Preparation and in vivo study of 124I-labelled monoclonal antibody H17E2 in a human tumour xenograft model. A prelude to positron emission tomography (PET).

Positron emission tomography (PET) is a powerful nuclear medicine technique which, unlike conventional gamma camera tomography, relies on the coincidental detection of the two 511 keV gamma photons produced from the annihilation of a single positron. Hence good spatial resolution and accurate quantitation may be achieved. 124I (t1/2 = 4 days), a positron-emitting isotope of iodine, was chosen for our initial PET studies because the techniques of antibody radio-iodination are well established. The murine monoclonal antibody H17E2 detecting placental alkaline phosphatase (PLAP) was radiolabelled using the Iodogen method. A specific activity of 2.3 microCi microgram-1 was achieved with a radiolabelling efficiency of 91%. Nude mice bearing subcutaneous HEp2 human tumour xenografts (a PLAP expressing cell-line) received 8.3 micrograms (18.8 microCi) of H17E2-124I by intraperitoneal injection.
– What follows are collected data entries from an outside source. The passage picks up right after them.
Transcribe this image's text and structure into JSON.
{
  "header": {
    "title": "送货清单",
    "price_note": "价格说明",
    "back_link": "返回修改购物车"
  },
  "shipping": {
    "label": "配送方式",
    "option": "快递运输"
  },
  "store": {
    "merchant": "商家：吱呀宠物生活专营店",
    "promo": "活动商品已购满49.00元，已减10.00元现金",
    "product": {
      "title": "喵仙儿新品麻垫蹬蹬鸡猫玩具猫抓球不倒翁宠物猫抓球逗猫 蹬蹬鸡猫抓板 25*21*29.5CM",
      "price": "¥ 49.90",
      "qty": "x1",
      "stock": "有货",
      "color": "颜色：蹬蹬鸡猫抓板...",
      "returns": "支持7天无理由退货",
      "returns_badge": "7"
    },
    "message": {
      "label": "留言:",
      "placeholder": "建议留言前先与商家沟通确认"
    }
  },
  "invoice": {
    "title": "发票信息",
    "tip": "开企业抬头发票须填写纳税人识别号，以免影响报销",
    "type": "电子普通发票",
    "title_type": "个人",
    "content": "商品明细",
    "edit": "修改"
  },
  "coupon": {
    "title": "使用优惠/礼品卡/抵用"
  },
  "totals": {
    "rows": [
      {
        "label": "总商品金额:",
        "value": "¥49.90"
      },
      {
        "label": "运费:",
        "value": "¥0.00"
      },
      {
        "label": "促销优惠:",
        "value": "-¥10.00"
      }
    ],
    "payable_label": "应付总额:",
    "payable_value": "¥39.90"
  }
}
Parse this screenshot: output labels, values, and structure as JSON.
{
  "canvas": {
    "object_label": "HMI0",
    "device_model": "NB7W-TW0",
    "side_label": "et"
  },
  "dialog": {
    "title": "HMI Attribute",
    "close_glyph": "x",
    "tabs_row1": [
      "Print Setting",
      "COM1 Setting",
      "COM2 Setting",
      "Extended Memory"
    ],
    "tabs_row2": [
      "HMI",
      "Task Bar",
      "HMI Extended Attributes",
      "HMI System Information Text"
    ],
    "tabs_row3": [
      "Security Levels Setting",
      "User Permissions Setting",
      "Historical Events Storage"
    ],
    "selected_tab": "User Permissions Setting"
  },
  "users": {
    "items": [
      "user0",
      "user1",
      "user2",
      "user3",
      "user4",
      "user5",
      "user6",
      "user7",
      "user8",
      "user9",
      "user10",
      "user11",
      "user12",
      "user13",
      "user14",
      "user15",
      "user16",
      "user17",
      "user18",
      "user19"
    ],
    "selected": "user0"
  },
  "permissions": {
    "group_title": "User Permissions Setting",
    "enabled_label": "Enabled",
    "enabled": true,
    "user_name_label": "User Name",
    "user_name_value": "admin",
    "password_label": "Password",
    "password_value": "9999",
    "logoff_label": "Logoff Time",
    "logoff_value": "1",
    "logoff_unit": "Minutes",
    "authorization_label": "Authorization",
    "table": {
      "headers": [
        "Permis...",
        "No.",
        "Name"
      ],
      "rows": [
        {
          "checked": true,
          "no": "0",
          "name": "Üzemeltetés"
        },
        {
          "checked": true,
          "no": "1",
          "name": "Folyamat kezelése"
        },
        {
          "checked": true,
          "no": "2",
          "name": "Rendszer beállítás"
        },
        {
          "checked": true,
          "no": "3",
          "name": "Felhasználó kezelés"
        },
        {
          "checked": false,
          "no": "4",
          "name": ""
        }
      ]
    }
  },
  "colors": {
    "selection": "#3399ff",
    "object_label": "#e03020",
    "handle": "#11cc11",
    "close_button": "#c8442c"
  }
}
Animals were killed and dissected at 5 h, 1, 2, 3, and 7 days, and radioactivity was assessed in tumour and normal tissues. The half-life in the blood of H17E2-124I was 132 h as compared with 141 h for H17E2-131I. Activity in tumour rose to 4.26% injected dose g-1 by 48 h and remained at this level until day 7, giving a tumour:blood ratio of 0.78 at this time. The percentage injected dose g-1 in all tissues (with the exception of tumour) decreased with time giving tumour:tissue ratios greater than 1.00 from 24 h onwards in all cases except blood. In conclusion, tumour localization of H17E2-124I has been successfully achieved in this animal model. This demonstrates the feasibility of using tumour-associated monoclonal antibodies radiolabelled with a positron-emitting isotope for tumour localization studies.